I’m trying to build a histogram of some data in polars. As part of my histogram code, I need to duplicate some rows. I’ve got a column of values, where each row also has a weight that says how many times the row should be added to the histogram.

How can I duplicate my value rows according to the weight column?

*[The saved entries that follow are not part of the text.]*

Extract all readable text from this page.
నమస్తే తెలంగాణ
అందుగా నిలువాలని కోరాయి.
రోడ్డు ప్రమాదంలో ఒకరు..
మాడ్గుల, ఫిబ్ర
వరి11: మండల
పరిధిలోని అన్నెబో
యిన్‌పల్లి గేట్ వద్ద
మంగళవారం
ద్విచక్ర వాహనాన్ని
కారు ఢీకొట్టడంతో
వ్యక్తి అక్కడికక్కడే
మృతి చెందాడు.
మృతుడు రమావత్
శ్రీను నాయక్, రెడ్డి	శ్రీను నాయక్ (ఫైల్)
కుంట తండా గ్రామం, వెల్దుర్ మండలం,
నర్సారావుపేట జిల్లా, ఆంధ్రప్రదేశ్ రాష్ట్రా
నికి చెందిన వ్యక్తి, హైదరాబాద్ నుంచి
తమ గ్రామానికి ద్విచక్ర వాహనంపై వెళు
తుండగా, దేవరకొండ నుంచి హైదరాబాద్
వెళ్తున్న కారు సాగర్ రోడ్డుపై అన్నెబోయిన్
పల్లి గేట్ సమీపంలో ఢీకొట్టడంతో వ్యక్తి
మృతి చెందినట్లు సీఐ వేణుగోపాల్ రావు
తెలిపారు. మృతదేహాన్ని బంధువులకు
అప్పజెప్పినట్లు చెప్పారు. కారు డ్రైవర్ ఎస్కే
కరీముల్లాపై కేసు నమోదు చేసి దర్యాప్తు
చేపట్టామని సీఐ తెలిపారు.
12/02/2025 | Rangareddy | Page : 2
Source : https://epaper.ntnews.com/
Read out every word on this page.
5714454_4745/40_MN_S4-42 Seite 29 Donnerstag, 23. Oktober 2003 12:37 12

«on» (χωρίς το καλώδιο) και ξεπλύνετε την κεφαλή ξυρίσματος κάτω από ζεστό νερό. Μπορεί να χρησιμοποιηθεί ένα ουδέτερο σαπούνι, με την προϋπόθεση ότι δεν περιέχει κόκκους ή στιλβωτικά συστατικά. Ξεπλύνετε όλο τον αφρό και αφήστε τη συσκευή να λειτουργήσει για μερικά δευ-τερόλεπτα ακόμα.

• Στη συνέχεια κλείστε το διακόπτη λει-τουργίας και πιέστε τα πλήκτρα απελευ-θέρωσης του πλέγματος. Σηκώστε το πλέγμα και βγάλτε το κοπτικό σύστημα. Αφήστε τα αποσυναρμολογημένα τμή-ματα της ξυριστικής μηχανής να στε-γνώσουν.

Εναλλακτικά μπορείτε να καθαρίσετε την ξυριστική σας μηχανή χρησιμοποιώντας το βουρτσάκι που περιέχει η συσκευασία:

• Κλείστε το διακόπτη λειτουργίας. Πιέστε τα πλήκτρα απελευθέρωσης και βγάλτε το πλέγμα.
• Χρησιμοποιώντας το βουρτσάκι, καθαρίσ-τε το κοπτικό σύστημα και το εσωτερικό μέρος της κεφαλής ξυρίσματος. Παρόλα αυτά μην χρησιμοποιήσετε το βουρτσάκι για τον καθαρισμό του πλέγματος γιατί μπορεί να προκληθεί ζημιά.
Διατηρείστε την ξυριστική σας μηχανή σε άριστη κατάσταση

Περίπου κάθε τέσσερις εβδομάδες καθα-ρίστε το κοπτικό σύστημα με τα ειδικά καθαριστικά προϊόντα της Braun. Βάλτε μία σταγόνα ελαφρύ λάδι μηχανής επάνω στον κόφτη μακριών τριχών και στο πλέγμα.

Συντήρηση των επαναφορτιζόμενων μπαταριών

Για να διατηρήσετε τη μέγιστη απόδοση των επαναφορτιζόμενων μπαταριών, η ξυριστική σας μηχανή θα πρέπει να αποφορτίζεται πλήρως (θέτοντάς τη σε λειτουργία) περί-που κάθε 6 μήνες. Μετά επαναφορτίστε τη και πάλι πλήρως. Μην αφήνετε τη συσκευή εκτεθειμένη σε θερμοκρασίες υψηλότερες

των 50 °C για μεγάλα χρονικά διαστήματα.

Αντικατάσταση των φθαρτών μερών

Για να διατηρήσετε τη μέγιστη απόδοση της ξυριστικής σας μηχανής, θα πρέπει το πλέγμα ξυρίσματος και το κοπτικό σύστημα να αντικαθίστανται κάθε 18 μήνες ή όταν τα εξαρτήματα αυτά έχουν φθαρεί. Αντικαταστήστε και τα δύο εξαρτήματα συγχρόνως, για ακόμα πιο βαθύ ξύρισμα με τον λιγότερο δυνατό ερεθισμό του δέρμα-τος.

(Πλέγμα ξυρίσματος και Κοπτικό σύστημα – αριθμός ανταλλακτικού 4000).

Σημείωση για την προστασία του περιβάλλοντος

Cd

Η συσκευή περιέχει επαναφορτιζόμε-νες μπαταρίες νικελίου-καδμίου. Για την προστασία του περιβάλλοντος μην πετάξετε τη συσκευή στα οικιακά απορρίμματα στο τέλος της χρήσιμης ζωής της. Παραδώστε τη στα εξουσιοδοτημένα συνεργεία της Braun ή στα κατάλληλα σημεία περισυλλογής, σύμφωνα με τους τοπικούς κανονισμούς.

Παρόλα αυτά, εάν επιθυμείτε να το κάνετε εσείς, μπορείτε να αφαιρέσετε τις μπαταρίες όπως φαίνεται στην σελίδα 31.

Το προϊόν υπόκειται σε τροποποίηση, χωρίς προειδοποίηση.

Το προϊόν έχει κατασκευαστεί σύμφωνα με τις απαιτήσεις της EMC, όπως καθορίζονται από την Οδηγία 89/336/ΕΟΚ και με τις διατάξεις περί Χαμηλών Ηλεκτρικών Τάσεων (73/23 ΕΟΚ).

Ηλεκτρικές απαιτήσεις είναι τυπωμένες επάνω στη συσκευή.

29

Here is some example data, with a target series:

import polars as pl

df = pl.DataFrame({"value":[1,2,3], "weight":[2, 2, 1]})

print(df)
# shape: (3, 2)
# ┌───────┬────────┐
# │ value ┆ weight │
# │ ---   ┆ ---    │
# │ i64   ┆ i64    │
# ╞═══════╪════════╡
# │ 1     ┆ 2      │
# │ 2     ┆ 2      │
# │ 3     ┆ 1      │
# └───────┴────────┘

s_target = pl.Series(name="value", values=[1,1,2,2,3])
print(s_target)
# shape: (5,)
# Series: 'value' [i64]
# [
#   1
#   1
#   2
#   2
#   3
# ]

>Solution :

How about

(
    df.with_columns(
        pl.col("value").repeat_by(pl.col("weight"))
    )
    .select(pl.col("value").arr.explode())
)

In [11]: df.with_columns(pl.col('value').repeat_by(pl.col('weight'))).select(pl.col('value').arr.explode())
Out[11]:
shape: (5, 1)
┌───────┐
│ value │
│ ---   │
│ i64   │
╞═══════╡
│ 1     │
│ 1     │
│ 2     │
│ 2     │
│ 3     │
└───────┘

I didn’t know you could do this so easily, I only learned about it while writing the answer. Polars is so nice 🙂